The Chita Human Rights Center reported that in 2004-2005, courts in Chita Regiona passed four sentences for torture and ill-treatment, including three probational sentences and only one actual prison term.
“Mothers in Defense of the Rights of Those Arrested, Under Investigation and Convicted” - an NGO in Krasnodar Krai – report that between 2001 and 2005, courts in Krasnodar Krai sentenced 7 law enforcement officers for torture and ill-treatment (including cases that resulted in the victim's death).

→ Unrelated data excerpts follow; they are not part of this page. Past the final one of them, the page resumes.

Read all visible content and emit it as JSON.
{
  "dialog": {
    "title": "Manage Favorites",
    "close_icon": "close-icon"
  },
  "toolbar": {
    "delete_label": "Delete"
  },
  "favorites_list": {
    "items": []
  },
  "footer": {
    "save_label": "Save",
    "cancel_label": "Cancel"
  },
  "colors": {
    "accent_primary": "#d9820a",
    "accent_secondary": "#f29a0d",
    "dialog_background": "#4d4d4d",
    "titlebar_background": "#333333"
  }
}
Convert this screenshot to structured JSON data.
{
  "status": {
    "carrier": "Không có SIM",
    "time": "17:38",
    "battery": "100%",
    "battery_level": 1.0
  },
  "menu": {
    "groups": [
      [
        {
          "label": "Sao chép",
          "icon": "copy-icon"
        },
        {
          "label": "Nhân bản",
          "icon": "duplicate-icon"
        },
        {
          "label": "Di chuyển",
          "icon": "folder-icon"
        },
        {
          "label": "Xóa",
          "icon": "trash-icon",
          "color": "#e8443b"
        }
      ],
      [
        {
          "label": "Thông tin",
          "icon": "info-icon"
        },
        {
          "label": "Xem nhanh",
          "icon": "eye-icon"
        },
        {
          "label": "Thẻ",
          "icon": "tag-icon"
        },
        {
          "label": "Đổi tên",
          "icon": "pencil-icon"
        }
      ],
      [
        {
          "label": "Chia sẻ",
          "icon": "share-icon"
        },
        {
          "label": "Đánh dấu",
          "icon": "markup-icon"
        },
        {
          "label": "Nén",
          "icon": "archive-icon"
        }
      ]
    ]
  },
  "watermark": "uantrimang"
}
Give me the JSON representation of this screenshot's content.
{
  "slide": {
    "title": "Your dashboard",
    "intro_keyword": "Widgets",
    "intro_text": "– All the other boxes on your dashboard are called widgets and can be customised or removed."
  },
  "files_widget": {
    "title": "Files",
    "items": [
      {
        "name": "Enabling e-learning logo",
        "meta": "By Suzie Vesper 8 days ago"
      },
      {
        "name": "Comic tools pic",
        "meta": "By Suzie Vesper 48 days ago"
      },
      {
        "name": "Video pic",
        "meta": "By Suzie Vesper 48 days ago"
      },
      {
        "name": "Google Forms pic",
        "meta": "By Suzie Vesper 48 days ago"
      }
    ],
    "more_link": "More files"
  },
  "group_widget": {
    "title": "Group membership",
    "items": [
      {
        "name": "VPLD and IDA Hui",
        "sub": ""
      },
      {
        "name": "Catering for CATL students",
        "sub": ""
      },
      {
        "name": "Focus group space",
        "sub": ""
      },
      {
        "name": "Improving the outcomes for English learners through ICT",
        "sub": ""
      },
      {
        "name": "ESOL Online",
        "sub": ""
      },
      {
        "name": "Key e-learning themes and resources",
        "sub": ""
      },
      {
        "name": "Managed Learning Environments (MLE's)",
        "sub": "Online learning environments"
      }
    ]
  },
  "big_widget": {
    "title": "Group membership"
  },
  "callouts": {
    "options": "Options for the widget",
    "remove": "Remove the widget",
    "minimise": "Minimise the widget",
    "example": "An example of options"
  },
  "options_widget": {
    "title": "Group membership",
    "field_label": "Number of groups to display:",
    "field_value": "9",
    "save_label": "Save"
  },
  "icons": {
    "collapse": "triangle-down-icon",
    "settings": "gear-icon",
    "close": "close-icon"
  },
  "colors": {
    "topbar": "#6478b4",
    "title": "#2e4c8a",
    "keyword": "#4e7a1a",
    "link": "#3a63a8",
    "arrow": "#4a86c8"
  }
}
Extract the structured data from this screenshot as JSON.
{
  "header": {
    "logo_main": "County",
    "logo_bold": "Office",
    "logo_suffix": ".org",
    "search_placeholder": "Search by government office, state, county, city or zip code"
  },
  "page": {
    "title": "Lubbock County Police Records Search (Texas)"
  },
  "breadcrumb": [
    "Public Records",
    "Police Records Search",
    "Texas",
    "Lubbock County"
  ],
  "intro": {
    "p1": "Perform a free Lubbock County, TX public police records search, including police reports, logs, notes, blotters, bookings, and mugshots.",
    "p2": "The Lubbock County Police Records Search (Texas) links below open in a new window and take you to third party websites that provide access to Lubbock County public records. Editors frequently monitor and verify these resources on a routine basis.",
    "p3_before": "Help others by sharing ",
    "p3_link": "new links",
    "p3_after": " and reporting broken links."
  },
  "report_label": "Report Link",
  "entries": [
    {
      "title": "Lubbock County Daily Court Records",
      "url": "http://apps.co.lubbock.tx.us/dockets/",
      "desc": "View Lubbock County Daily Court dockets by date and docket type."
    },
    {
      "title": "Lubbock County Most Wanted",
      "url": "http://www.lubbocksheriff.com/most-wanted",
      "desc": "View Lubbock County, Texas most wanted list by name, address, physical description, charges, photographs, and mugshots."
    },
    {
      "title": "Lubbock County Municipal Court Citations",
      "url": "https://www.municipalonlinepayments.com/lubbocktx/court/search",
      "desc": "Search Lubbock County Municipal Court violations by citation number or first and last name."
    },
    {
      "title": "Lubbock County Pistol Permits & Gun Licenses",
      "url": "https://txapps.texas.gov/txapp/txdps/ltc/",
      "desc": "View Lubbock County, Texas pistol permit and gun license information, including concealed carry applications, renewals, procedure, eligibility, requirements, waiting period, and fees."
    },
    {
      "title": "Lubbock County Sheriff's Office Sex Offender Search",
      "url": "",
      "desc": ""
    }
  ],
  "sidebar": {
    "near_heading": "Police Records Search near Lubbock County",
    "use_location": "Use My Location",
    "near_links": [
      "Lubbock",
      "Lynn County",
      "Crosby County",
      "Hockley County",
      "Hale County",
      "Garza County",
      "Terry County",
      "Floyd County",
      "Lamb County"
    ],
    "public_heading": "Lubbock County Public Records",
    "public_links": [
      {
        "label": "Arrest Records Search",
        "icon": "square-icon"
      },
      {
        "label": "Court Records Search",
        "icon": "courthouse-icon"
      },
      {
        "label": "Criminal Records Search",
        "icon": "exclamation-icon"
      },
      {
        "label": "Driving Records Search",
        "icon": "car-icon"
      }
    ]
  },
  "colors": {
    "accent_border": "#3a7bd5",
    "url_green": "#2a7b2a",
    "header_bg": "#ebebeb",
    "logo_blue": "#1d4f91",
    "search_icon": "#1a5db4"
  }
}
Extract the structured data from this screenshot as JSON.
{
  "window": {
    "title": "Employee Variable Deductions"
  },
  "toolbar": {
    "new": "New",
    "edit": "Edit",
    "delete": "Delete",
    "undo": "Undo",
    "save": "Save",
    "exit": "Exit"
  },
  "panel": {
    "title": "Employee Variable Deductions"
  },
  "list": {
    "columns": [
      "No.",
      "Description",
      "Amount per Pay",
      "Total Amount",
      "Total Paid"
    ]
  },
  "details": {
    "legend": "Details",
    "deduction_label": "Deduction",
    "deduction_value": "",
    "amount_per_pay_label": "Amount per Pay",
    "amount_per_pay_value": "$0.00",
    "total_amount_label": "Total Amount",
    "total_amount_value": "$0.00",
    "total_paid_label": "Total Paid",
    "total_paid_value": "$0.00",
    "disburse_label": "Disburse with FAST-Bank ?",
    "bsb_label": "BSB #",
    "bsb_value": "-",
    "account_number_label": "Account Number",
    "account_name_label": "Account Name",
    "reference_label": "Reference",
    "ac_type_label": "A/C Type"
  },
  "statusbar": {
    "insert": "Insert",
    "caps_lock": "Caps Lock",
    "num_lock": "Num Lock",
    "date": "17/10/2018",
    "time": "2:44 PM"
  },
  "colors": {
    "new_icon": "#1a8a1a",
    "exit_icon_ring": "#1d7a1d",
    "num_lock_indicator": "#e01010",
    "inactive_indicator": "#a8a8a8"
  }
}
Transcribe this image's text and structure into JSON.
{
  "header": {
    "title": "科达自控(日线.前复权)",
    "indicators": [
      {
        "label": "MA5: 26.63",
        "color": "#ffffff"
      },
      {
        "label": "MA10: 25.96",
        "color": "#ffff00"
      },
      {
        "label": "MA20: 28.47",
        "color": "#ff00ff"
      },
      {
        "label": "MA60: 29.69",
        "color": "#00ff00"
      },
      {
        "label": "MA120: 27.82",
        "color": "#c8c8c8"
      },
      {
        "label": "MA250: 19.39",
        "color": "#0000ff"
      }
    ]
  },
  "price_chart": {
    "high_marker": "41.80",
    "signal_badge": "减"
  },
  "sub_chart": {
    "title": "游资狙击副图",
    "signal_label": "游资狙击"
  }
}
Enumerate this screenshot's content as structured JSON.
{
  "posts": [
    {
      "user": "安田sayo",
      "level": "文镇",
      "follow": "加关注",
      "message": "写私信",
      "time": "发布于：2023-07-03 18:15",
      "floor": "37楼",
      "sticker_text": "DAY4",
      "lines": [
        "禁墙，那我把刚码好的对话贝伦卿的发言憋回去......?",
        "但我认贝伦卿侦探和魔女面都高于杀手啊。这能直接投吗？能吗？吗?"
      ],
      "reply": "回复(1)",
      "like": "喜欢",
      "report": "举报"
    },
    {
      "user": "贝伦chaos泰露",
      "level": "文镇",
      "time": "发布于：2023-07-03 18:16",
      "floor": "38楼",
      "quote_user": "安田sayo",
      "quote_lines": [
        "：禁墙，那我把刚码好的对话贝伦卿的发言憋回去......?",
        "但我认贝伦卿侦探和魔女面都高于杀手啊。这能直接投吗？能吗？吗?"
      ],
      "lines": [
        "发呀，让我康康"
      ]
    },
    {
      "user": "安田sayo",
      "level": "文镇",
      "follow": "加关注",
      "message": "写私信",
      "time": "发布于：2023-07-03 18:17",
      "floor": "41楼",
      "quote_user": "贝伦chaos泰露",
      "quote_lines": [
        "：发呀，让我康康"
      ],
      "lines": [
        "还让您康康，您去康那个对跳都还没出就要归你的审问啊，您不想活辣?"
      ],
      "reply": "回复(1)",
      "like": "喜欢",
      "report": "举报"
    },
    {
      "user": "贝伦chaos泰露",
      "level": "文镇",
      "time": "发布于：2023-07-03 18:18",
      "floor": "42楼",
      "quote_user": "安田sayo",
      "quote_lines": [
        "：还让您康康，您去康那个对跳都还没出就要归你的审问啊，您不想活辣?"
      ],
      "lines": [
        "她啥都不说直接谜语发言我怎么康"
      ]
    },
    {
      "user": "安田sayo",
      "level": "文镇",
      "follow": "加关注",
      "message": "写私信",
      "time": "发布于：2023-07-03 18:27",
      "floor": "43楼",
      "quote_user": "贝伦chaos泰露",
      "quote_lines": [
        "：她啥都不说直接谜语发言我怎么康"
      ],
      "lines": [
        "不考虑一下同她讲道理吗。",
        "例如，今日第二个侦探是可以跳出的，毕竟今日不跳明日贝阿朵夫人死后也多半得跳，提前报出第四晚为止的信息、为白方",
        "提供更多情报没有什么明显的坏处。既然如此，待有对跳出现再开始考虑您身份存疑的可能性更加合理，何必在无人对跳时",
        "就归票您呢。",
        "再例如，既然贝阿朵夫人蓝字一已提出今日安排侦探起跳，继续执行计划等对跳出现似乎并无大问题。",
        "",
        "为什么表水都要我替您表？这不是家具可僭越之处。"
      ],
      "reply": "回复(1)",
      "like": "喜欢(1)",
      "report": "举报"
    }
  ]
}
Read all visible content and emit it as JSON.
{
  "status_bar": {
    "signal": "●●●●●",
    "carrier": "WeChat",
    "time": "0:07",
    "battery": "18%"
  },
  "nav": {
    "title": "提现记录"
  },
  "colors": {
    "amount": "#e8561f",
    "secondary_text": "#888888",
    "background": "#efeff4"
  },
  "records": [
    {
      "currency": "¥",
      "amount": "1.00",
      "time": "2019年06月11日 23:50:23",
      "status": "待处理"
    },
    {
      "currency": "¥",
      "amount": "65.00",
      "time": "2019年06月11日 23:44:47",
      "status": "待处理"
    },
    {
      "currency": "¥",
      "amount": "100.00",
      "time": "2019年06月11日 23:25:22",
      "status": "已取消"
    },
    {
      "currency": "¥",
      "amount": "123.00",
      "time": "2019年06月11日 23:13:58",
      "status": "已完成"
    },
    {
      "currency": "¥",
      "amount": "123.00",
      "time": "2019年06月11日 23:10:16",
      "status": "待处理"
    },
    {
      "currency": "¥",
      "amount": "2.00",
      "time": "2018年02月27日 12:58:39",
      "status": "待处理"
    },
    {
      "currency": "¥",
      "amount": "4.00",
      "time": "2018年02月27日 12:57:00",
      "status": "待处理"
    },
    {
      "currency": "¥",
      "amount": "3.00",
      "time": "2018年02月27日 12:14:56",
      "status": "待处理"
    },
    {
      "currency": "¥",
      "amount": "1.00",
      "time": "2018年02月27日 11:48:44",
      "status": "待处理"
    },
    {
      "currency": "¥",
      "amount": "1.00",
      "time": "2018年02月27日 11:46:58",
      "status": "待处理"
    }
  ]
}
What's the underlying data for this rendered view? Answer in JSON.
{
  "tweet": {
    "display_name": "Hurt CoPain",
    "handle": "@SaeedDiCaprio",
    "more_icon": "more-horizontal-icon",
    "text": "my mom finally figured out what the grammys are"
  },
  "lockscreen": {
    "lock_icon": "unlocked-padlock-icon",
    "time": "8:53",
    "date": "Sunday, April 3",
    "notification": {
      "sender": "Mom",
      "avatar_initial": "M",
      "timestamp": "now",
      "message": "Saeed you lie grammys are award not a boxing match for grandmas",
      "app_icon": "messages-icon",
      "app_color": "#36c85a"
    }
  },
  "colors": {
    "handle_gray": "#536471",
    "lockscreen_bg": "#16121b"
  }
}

Out of the seven officers convicted, only two were sentenced to actual prison terms, while the other five got probational sentences.
According to the Perm Regional Human Rights Defender Center, in 2/3 of the torture cases, courts sentence perpetrators to probational penalties.
4.20. Probational sentences for torture and ill-treatment would have been acceptable if non-violent official misconduct and general criminal offences were punished along the same lines. But in fact, Russia pursues severe sentencing policies, reflected in the size of the country’s prison population. Thus, according to the Federal Penitentiary Service, as of early July 2005, Russia’s penitentiary institutions held 797.4 thousand inmates, i.e. 570 prisoners per 100 thousand population. In this context, probational sentences for torture and ill-treatment are perceived as too mild to match the threat posed by such crimes.